Deno was created by Ryan Dahl, the also-creator of Node.js. Ryan introduced Deno to the JS world in a talk titled 10 things I regret about node.js at JSConf EU 2018. Deno is his vision for a security-conscious modern successor to Node.js that stays truer to JavaScript’s web heritage and works with rather against the grain of V8’s sandbox. I definitely recommend you listen to the full talk if you haven’t already.
I’m hoping to contribute to the Deno project because I think it will be a good way to learn more about Rust on an actual project with real-world complexity, it also seems like a lot of fun. To dip my toes in before I try to pick up a real issue, I decided that I’d try to add a couple of dummy “features” to Deno. It was quite a fun and enlightening exploration so I wanted to share it with the hope that it will also be useful for any other would-be contributors to Deno in the future.
Architecture of Deno
Many parallels can be drawn between Deno’s architecture and how a Unix operating system is organised. In Deno, there is an unprivileged user space, where code is written in TypeScript then compiled and executed in a JavaScript sandbox by V8. To interact with the system, the user space code must dispatch messages (like OS system calls) to the privileged side, which is written in Rust and linked in with V8. This comparison isn’t just my own observation but actually stated in the Deno manual:
Linux | Deno |
---|---|
Processes | Web Workers |
Syscalls | Ops |
File descriptors (fd) | Resource ids (rid) |
Scheduler | Tokio |
Userland: libc++ / glib / boost | deno_std |
/proc/\$\$/stat | Deno.metrics() |
man pages | deno types |
This can be contrasted to the situation we have in Node.js where the interface between JS and native code is a lot less, contained, shall we say. Native modules can punch holes into JavaScript from anywhere, inserting functions which have access to your system into the global scope of your scripts. Suddenly the code running in your sandbox isn’t really all that sandboxed at all. The benefits of Deno’s approach is that it’s easier to keep track of what your programs are doing by using a single system call interface, including the resources they’re using like files and sockets. It also makes it easy to apply capability-based permissions on executing scripts. Deno defaults scripts to having no access to things like network, host filesystem etc. You must give these permissions explicitly by passing flags e.g. --allow-net
and --allow-write
.
Security approach isn’t the only difference between Node and Deno, the manual is a great place to learn more.

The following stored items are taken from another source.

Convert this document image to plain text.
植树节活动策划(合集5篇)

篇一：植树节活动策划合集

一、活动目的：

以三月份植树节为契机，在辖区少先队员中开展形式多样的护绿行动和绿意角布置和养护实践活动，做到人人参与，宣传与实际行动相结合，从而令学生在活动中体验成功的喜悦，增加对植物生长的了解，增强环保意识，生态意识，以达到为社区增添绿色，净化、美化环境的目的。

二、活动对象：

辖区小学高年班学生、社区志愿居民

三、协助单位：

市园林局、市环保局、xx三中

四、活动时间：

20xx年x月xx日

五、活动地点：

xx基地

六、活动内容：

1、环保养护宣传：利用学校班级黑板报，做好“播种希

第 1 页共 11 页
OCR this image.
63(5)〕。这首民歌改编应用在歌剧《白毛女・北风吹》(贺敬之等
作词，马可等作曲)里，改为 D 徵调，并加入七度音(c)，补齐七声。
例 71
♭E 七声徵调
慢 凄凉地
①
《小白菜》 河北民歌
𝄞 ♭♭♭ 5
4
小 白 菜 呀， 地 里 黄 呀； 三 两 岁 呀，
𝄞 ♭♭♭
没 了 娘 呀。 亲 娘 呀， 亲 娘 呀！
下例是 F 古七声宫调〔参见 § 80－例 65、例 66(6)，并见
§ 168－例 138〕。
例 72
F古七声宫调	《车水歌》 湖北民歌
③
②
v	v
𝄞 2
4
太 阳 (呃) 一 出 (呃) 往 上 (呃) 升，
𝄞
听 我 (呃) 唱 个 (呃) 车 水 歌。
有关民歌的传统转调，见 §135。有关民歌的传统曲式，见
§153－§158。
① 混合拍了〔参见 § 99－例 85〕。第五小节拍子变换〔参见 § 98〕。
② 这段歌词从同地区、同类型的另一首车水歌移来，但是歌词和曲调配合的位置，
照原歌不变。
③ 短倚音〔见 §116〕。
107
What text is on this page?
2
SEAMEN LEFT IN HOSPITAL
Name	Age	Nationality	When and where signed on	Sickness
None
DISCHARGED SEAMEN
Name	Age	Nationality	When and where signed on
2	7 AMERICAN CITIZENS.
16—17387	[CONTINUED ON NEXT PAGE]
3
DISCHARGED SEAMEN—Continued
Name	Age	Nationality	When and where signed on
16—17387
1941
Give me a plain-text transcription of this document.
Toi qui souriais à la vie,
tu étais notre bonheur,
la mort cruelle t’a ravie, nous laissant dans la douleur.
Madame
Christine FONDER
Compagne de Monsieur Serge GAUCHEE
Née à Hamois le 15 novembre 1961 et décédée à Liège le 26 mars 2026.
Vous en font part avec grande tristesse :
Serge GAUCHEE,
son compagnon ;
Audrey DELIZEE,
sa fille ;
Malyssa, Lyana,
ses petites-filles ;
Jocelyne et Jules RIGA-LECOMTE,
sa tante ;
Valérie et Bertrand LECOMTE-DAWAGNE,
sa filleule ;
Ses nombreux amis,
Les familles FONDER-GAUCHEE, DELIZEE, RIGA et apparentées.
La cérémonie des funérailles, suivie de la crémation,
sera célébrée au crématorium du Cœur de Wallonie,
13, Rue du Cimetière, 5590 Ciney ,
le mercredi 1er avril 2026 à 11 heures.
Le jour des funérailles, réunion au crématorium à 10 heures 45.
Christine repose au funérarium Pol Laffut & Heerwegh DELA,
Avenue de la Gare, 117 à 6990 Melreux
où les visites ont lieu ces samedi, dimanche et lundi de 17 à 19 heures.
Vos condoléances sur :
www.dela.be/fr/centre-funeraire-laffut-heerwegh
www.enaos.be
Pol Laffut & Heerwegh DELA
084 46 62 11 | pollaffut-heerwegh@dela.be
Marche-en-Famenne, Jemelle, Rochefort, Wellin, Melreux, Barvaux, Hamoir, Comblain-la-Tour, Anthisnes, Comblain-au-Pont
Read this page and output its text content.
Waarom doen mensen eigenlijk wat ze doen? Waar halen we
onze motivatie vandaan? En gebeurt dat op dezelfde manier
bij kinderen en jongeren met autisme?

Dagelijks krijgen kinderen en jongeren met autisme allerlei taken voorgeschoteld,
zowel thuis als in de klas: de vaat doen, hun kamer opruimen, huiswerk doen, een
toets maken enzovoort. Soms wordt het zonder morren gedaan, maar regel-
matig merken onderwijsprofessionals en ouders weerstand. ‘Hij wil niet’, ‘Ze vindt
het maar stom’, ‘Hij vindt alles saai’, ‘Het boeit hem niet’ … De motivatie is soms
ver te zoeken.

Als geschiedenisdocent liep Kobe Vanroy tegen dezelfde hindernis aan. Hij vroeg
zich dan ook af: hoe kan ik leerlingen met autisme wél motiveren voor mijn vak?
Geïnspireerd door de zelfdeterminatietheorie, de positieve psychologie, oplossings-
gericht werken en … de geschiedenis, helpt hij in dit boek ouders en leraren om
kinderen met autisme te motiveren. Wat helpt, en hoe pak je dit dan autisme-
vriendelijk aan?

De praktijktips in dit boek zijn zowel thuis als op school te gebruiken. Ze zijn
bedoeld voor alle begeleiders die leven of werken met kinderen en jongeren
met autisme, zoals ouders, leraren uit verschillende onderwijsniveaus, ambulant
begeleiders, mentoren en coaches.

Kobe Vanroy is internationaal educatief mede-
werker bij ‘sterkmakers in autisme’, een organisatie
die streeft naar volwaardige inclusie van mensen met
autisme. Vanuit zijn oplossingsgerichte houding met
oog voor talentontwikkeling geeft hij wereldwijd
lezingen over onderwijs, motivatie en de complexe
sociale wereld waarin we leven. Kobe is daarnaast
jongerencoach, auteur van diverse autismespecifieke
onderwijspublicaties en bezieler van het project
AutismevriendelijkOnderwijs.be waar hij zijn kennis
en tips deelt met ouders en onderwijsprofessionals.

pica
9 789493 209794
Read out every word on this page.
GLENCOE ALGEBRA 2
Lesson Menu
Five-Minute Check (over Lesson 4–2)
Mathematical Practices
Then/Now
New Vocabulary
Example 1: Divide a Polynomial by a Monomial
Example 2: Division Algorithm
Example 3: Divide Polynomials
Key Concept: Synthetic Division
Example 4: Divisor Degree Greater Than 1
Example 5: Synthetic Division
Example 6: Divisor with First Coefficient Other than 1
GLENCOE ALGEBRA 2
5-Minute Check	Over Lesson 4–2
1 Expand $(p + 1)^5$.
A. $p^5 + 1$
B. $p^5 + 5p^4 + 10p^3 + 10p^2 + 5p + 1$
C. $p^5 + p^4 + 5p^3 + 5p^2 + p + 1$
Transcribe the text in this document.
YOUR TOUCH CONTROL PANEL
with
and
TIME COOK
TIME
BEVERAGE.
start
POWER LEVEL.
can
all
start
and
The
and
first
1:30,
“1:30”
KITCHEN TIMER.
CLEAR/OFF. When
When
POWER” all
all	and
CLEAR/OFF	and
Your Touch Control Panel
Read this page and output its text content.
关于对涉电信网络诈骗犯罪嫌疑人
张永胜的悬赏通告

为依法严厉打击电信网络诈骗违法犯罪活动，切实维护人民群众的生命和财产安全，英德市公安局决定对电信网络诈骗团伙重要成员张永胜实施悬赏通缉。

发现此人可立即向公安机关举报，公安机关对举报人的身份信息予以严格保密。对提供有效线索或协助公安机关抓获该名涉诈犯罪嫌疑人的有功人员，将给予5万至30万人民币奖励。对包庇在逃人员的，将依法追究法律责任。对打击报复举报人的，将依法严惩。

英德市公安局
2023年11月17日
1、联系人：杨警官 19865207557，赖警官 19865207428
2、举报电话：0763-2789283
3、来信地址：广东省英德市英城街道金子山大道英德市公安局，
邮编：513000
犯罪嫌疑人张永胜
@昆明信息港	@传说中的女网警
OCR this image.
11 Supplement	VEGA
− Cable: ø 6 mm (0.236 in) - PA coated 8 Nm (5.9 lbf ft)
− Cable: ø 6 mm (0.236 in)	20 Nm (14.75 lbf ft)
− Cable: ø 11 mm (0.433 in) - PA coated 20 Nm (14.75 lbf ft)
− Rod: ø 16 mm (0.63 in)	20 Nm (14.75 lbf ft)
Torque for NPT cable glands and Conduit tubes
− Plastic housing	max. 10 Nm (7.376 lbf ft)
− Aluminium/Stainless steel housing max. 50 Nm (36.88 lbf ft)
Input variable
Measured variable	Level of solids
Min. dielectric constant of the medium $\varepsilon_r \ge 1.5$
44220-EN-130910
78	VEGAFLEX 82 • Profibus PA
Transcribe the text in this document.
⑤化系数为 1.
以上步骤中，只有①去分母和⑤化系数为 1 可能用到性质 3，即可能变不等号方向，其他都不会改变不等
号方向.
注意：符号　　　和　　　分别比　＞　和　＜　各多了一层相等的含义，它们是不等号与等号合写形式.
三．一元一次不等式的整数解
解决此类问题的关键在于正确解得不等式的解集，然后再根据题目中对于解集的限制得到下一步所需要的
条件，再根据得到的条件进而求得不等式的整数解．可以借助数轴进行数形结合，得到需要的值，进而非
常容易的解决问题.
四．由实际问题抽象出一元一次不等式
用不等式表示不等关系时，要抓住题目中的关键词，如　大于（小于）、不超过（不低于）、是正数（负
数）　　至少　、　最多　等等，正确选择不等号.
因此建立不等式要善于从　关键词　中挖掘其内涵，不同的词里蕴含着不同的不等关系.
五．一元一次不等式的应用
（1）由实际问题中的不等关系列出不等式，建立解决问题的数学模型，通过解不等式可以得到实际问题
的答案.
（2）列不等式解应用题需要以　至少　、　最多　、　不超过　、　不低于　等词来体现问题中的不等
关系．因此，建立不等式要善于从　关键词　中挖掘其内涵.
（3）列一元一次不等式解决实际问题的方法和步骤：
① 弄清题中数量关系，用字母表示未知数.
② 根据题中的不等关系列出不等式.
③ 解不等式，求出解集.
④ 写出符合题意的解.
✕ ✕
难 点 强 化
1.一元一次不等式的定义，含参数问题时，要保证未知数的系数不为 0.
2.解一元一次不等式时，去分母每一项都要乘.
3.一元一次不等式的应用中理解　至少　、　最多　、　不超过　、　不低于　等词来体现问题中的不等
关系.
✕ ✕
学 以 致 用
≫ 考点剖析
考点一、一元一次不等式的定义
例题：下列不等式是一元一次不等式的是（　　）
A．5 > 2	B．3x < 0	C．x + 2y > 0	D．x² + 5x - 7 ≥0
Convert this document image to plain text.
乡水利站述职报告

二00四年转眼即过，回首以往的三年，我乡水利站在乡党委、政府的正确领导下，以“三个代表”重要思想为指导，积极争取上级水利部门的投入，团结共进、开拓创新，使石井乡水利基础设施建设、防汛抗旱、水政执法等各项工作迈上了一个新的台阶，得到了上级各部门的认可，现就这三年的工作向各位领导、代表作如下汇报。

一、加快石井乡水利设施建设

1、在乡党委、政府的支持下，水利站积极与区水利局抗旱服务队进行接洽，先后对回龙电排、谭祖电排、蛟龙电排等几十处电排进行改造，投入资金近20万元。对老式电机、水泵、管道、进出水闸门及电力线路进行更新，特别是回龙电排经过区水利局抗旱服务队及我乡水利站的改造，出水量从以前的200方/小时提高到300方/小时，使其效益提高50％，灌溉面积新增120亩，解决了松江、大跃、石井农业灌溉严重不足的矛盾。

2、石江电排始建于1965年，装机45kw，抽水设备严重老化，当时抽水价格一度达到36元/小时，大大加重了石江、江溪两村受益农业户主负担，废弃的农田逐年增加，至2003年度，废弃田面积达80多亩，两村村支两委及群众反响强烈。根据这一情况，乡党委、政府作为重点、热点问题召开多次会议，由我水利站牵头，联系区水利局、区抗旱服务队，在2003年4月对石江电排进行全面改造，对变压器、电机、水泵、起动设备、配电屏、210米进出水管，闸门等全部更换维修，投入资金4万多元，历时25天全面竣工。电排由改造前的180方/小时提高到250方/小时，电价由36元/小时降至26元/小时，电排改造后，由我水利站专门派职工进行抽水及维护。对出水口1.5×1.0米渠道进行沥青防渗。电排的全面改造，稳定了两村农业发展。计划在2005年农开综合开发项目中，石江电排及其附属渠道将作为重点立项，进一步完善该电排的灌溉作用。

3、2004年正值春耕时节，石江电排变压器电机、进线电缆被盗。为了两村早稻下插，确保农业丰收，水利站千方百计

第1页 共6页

Deno provides the same asynchronous non-blocking I/O as default that Node.js does. Where Node.js relies on libuv, Deno makes uses of the evolving async I/O stack in Rust composed of Tokio and Mio.
Getting and building Deno
Adding a TypeScript feature to the userspace API
Let’s start off easy, first let’s add to the global Deno
namespace that’s available to all programs via global.Deno
.
Let’s add a new file under deno/js/number.ts
and add the following contents:
export async function myNumber(): Promise<number> {
return Promise.resolve(42);
}
We’ll need to expose this on Deno
namespace by adding the following to deno/js/deno.ts
:
export { myNumber } from "./number";
Rebuild Deno by running ./tools/build.py
. You might be surprised that we need to rebuild the deno
executable after this change because we only changed TypeScript. Deno actually pre-compiles the TypeScript in the core library into a JS bundle then builds all this code into the Deno binary as a V8 snapshot, hence why we need to recompile and link the main executable. This speeds up the startup of the Deno process which is great for users but can slow down development a little.
aside:I think there might be a way to avoid actually rebuilding the binary and have the core library loaded and runtime via some build options but I couldn’t figure out how to do this, if you know please shout me @mt_harrison.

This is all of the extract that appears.